Deux autres pièces du
recueil, elles, s’adressent à un public adulte, Ce que les Allemands lisaient à l’époque où leurs auteurs classiques
écrivaient où l’on perçoit la tentation chez Benjamin de diffuser, non sans
malice, une certaine matière politique et littéraire à penser de façon plus
excentrique et critique, à questionner en continu la culture
populaire, à chercher l’interaction avec l'auditeur avant l'heure. Benjamin, le visionnaire, anticipait la
radio telle qu’elle n'apparaîtra qu'à la fin du XXe siècle.
Quant à la cinquième
pièce du recueil de Philippe Baudouin, intitulée Lichtenberg. Un aperçu et qui d’ailleurs, selon Bruno Tackels, n’a
jamais été diffusée, elle fait littéralement figure d’OVNI dans la production
du philosophe allemand, où il met en scène des extra-terrestres observant
d’un œil critique le comportement des humains. Philippe Baudouin relève
judicieusement que La Guerre des Mondes
d’Orson Welles ne sera « mise en ondes » que cinq plus tard.
Enfin, dans le modèle
radiophonique Une augmentation de
salaire ?! Où avez-vous donc la tête ?, on reconnaît le Benjamin
porté vers les analyses de critique sociale. Son collaborateur sur ces programmes
radiophoniques, Wolfgang Zucker, a livré bien des années plus tard, en 1972, un
texte de souvenirs que Philippe Baudouin a eu la riche idée d’ajouter au
recueil, car il constitue à la fois un précieux témoignage sur l’aventure
radiophonique proprement dite mais aussi un portrait de Benjamin qui diffère de
tous ceux que ses vieux amis ont pu peindre de lui.
Il s’agit du portrait
dressé par un collègue, sans affect ni rapport d’intimité qui tendent souvent à
agir comme des verres magnifiant, et qui permet ainsi d’appréhender une face cachée,
inconnue, du penseur. Wolfgang Zucker, au premier contact, avait eu
l’impression d’être examiné par un « instituteur de village démodé
appartenant à un temps révolu ».
Après l’avoir à son
tour bien observé, Zucker a jugé que « l’image que Benjamin donnait de lui
était intentionnelle. Il ne voulait pas avoir l’air d’un écrivain
professionnel. Ainsi, se faisait-il passer, avec une sorte de snobisme bouffon,
pour un 'patriarche' solennel, — plus âgé que ses trente-sept ans,
plus lent et plus circonspect que ce n’eût correspondu à son intelligence aiguë
et rapide, et plus conservateur en apparence que ses interlocuteurs libéraux.

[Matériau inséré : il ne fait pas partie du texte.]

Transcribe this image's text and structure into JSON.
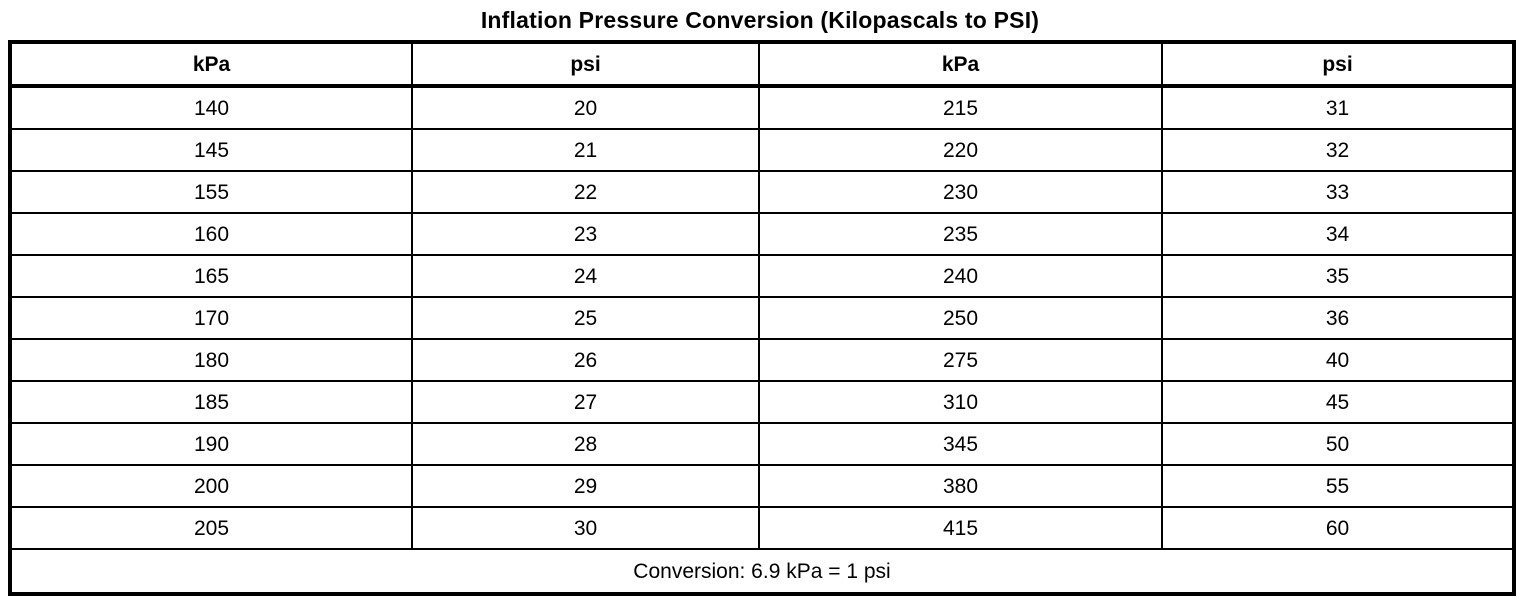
{
  "title": "Inflation Pressure Conversion (Kilopascals to PSI)",
  "table": {
    "columns": [
      "kPa",
      "psi",
      "kPa",
      "psi"
    ],
    "rows": [
      [
        "140",
        "20",
        "215",
        "31"
      ],
      [
        "145",
        "21",
        "220",
        "32"
      ],
      [
        "155",
        "22",
        "230",
        "33"
      ],
      [
        "160",
        "23",
        "235",
        "34"
      ],
      [
        "165",
        "24",
        "240",
        "35"
      ],
      [
        "170",
        "25",
        "250",
        "36"
      ],
      [
        "180",
        "26",
        "275",
        "40"
      ],
      [
        "185",
        "27",
        "310",
        "45"
      ],
      [
        "190",
        "28",
        "345",
        "50"
      ],
      [
        "200",
        "29",
        "380",
        "55"
      ],
      [
        "205",
        "30",
        "415",
        "60"
      ]
    ],
    "footer": "Conversion: 6.9 kPa = 1 psi"
  },
  "colors": {
    "text": "#000000",
    "border": "#000000",
    "background": "#ffffff"
  }
}
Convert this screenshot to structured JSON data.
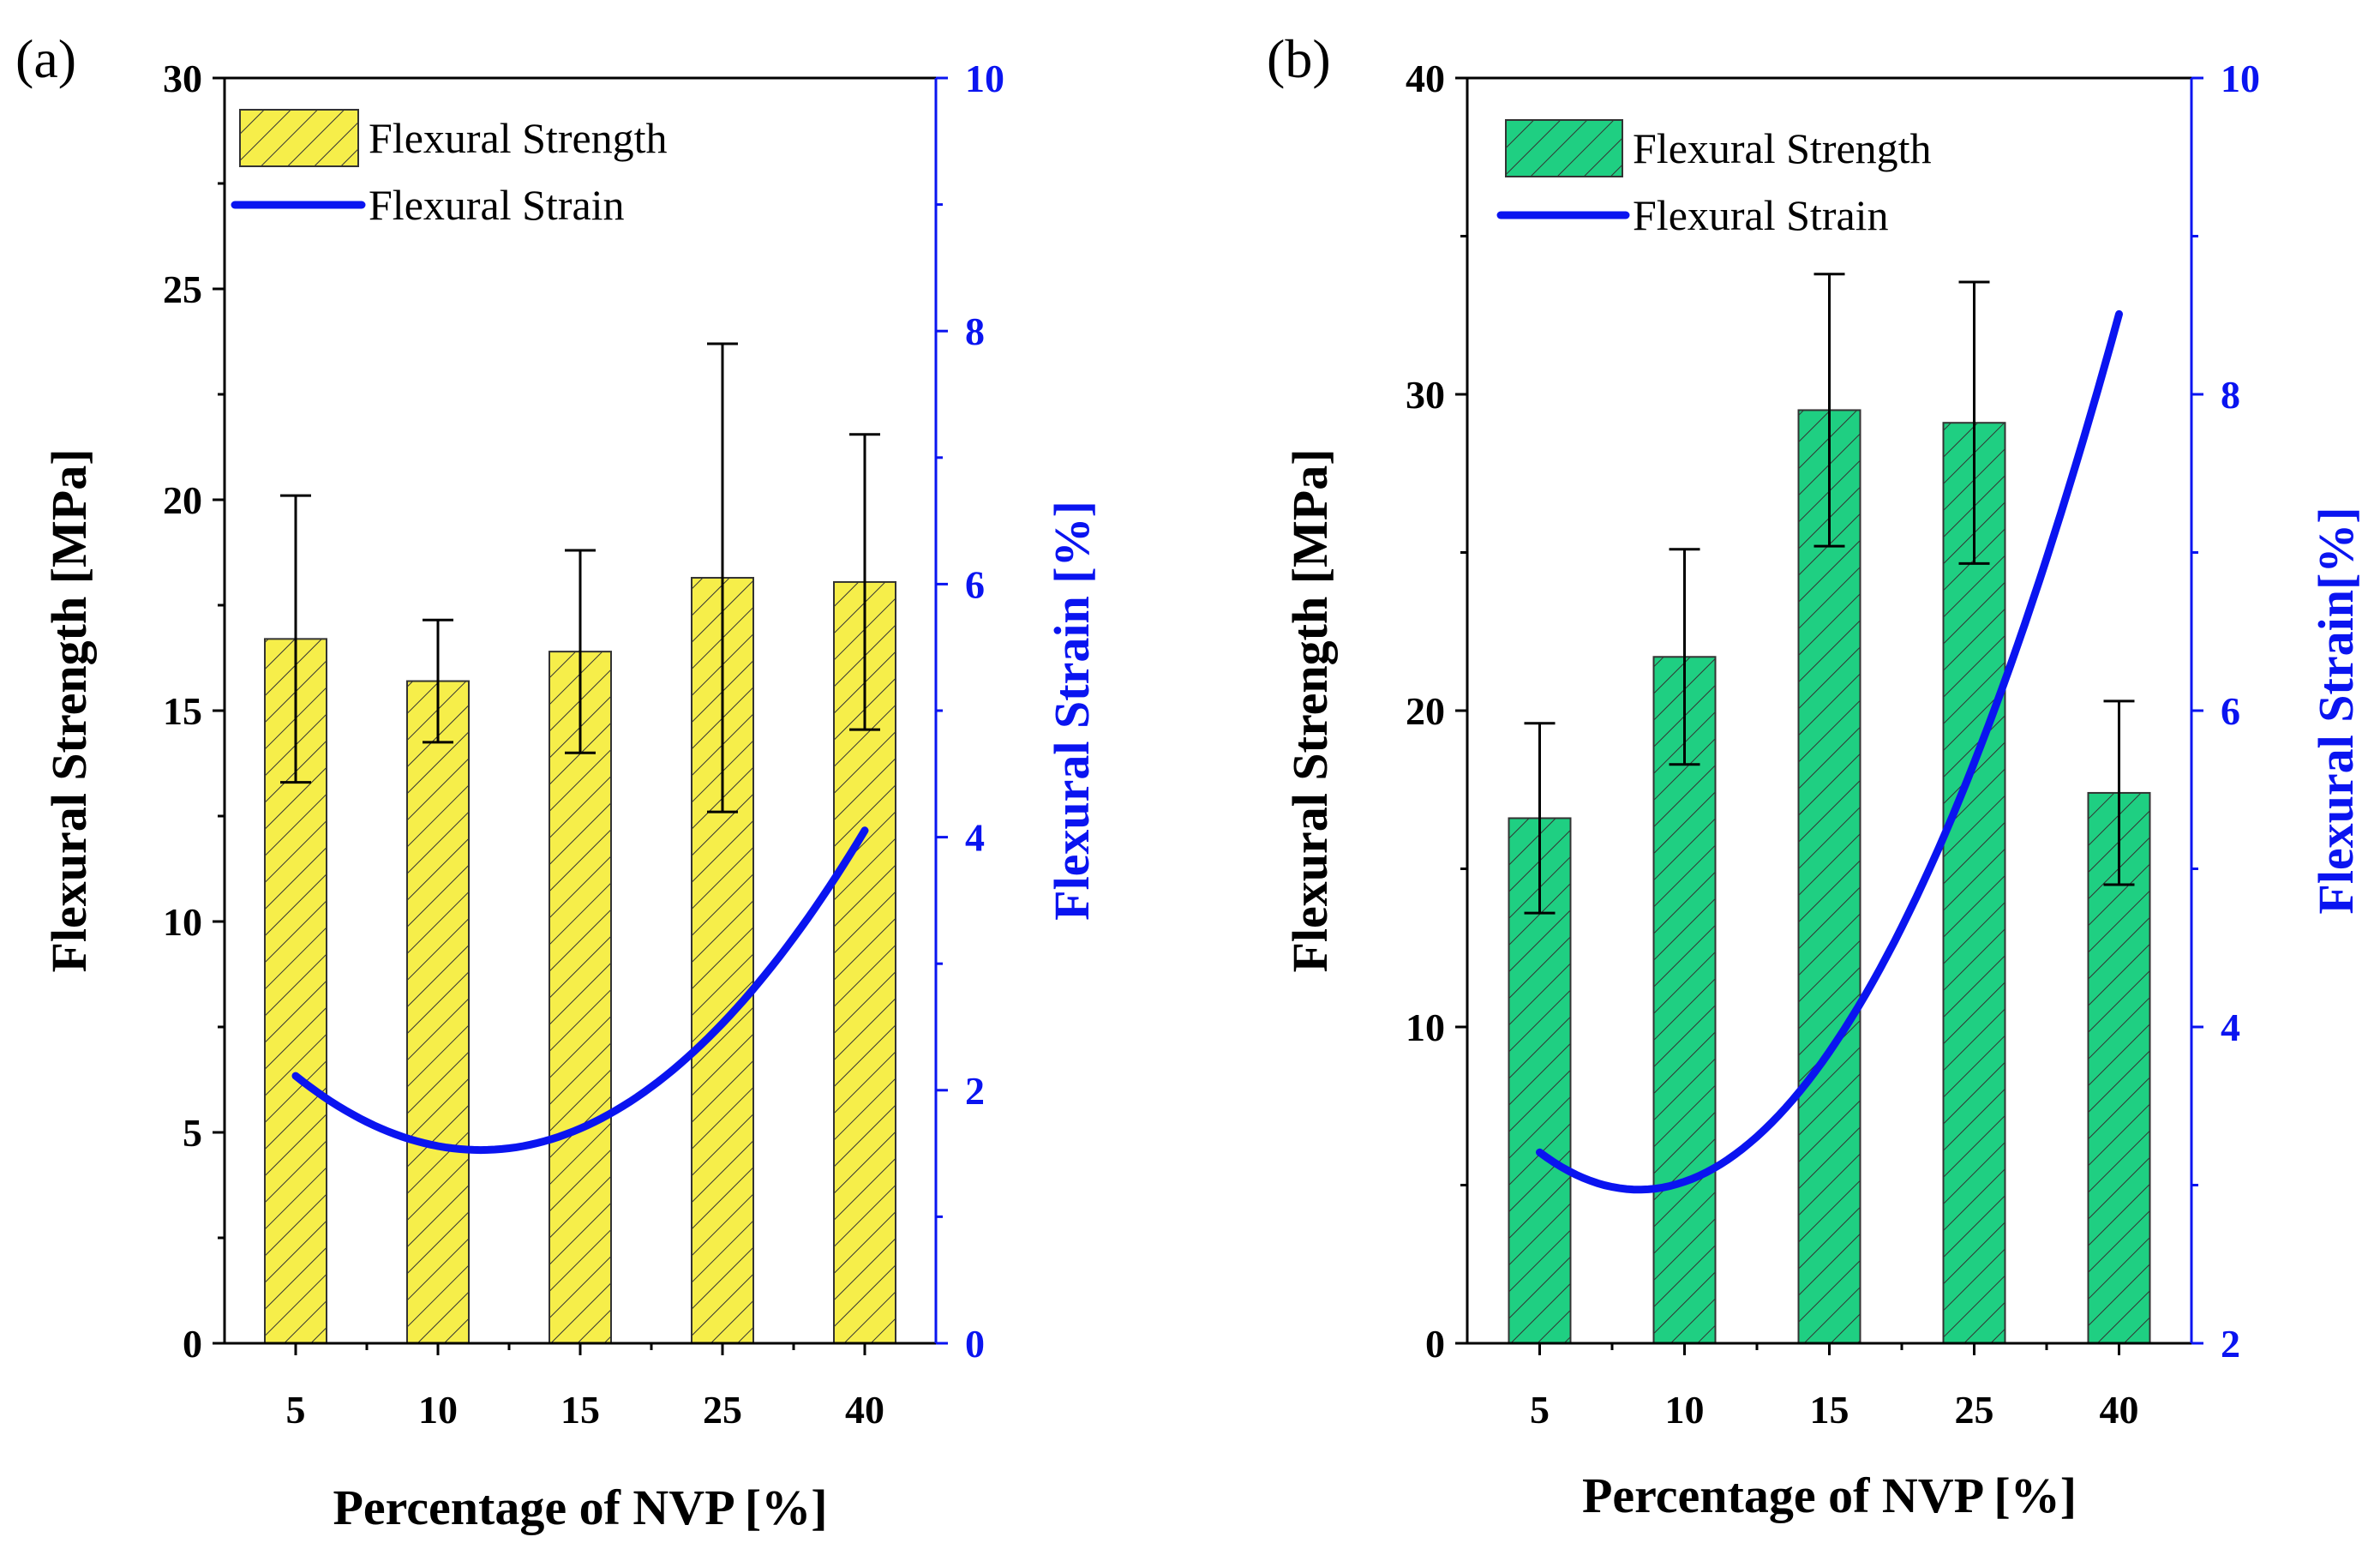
{
  "chart_data": [
    {
      "type": "bar",
      "panel_label": "(a)",
      "categories": [
        "5",
        "10",
        "15",
        "25",
        "40"
      ],
      "series": [
        {
          "name": "Flexural Strength",
          "axis": "left",
          "kind": "bar",
          "values": [
            16.7,
            15.7,
            16.4,
            18.15,
            18.05
          ],
          "errors": [
            3.4,
            1.45,
            2.4,
            5.55,
            3.5
          ]
        },
        {
          "name": "Flexural Strain",
          "axis": "right",
          "kind": "line",
          "x": [
            5,
            10,
            15,
            25,
            40
          ],
          "values": [
            2.1,
            1.6,
            1.65,
            2.55,
            4.05
          ]
        }
      ],
      "xlabel": "Percentage of NVP [%]",
      "ylabel": "Flexural Strength [MPa]",
      "y2label": "Flexural Strain [%]",
      "ylim": [
        0,
        30
      ],
      "y2lim": [
        0,
        10
      ],
      "yticks": [
        "0",
        "5",
        "10",
        "15",
        "20",
        "25",
        "30"
      ],
      "y2ticks": [
        "0",
        "2",
        "4",
        "6",
        "8",
        "10"
      ],
      "legend": [
        "Flexural Strength",
        "Flexural Strain"
      ],
      "legend_position": "top-left",
      "colors": {
        "bar_fill": "#f6ee4a",
        "line": "#0a14f0",
        "right_axis": "#0a14f0"
      }
    },
    {
      "type": "bar",
      "panel_label": "(b)",
      "categories": [
        "5",
        "10",
        "15",
        "25",
        "40"
      ],
      "series": [
        {
          "name": "Flexural Strength",
          "axis": "left",
          "kind": "bar",
          "values": [
            16.6,
            21.7,
            29.5,
            29.1,
            17.4
          ],
          "errors": [
            3.0,
            3.4,
            4.3,
            4.45,
            2.9
          ]
        },
        {
          "name": "Flexural Strain",
          "axis": "right",
          "kind": "line",
          "x": [
            5,
            10,
            15,
            25,
            40
          ],
          "values": [
            3.2,
            3.05,
            3.8,
            5.7,
            8.5
          ]
        }
      ],
      "xlabel": "Percentage of NVP [%]",
      "ylabel": "Flexural Strength [MPa]",
      "y2label": "Flexural Strain[%]",
      "ylim": [
        0,
        40
      ],
      "y2lim": [
        2,
        10
      ],
      "yticks": [
        "0",
        "10",
        "20",
        "30",
        "40"
      ],
      "y2ticks": [
        "2",
        "4",
        "6",
        "8",
        "10"
      ],
      "legend": [
        "Flexural Strength",
        "Flexural Strain"
      ],
      "legend_position": "top-left",
      "colors": {
        "bar_fill": "#1fcf82",
        "line": "#0a14f0",
        "right_axis": "#0a14f0"
      }
    }
  ]
}
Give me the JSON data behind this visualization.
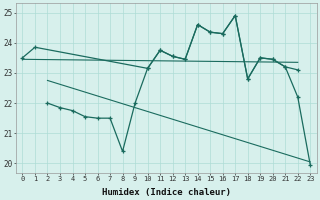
{
  "xlabel": "Humidex (Indice chaleur)",
  "bg_color": "#d7f0ec",
  "line_color": "#1a6b5e",
  "grid_color": "#aeddd6",
  "x_ticks": [
    0,
    1,
    2,
    3,
    4,
    5,
    6,
    7,
    8,
    9,
    10,
    11,
    12,
    13,
    14,
    15,
    16,
    17,
    18,
    19,
    20,
    21,
    22,
    23
  ],
  "ylim": [
    19.7,
    25.3
  ],
  "yticks": [
    20,
    21,
    22,
    23,
    24,
    25
  ],
  "upper_x": [
    0,
    1,
    10,
    11,
    12,
    13,
    14,
    15,
    16,
    17,
    18,
    19,
    20,
    21,
    22
  ],
  "upper_y": [
    23.5,
    23.85,
    23.15,
    23.75,
    23.55,
    23.45,
    24.6,
    24.35,
    24.3,
    24.9,
    22.8,
    23.5,
    23.45,
    23.2,
    23.1
  ],
  "lower_x": [
    2,
    3,
    4,
    5,
    6,
    7,
    8,
    9,
    10,
    11,
    12,
    13,
    14,
    15,
    16,
    17,
    18,
    19,
    20,
    21,
    22,
    23
  ],
  "lower_y": [
    22.0,
    21.85,
    21.75,
    21.55,
    21.5,
    21.5,
    20.4,
    22.0,
    23.15,
    23.75,
    23.55,
    23.45,
    24.6,
    24.35,
    24.3,
    24.9,
    22.8,
    23.5,
    23.45,
    23.2,
    22.2,
    19.95
  ],
  "trend1_x": [
    0,
    22
  ],
  "trend1_y": [
    23.45,
    23.35
  ],
  "trend2_x": [
    2,
    23
  ],
  "trend2_y": [
    22.75,
    20.05
  ]
}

On pouvait le dire, sinon gros, du moins 'corpulent' […] »
C’est magnifique en
vérité, Benjamin jouait la comédie afin d’entrer dans ce rôle qui lui faisait
gagner sa vie, au point de se transformer, de se déguiser presque dès qu’il se
trouvait à travailler dans les locaux de la radio de Francfort !
Quant aux modèles
radiophoniques, selon Zucker, « Benjamin disait donc vouloir utiliser le
nouveau médium de la radio pour apprendre aux auditeurs certaines techniques de
comportement pratique dans les situations conflictuelles typiques de la vie
moderne ». Il prêchait en faveur de la réflexion, l’intelligence et la
pensée pour résoudre les conflits potentiels, la résolution pacifique plutôt
que l’agression.
Zucker se souvint
aussi que le modèle radio de la demande d’augmentation
de salaire mettant en scène un monsieur Lhésitant qui n’obtenait rien de son
employeur et un monsieur Levif qui, lui, obtenait gain de cause, avait été mal
accueilli et provoqué un certain raffut à différents niveaux. Ils croulaient sous
le courrier de lecteurs offusqués. « La critique la plus acérée,
toutefois, était d’ordre idéologico-politique : quelques responsables
syndicaux protestèrent contre un contournement, soi-disant proposé dans le
modèle radiophonique, des négociations de salaires collectives et des accords
tarifaires adoptés », soulignait Zucker.
Le leader nazi Adolf Hitler à la radio allemande le 1er février 1933 - Auteur non identifié |
Benjamin avait alors
tenu à expliquer à son collègue où il se
situait politiquement, moralement, professionnellement :
« Il comprenait
bien, me dit-il, que la question sur sa position politique était importante
pour moi, et même nécessaire pour notre travail en commun. Non, il n’était pas
communiste, et pas marxiste non plus. Cependant, poursuivit-il, sa tâche
d’écrivain, à ses yeux, consistait à prouver le mensonge et la fragilité de la
société bourgeoise et à accélérer de ce fait son effondrement. Mais la forme
que l’avenir politique prendrait, il ne pourrait la montrer qu’après la
libération hors des rets de la fausse conscience. »
C’est la typique
illustration du génie métaphysique de Benjamin qui s’exprimait, selon Scholem, « principalement dans deux directions, qui se compénètrent toujours davantage
dans son travail : la philosophie du langage et la philosophie de
l’histoire. L’une le conduisit, de plus
en plus fortement, vers des analyses de critique littéraire et l’autre, de plus
en plus fortement aussi, vers des analyses de critique sociale ».
Selon Bruno Tackels, aux
yeux de Benjamin, il s’agissait désormais de « reprendre et transformer les données
du savoir à transmettre, du point de vue de la vulgarisation. Celle-ci n’est
plus seconde ou secondaire, mais elle devient le moteur de la pensée, au point
de donner aux auditeurs 'la certitude que leur propre intérêt possède une
valeur réelle pour le sujet traité'. Une inversion qui change tout.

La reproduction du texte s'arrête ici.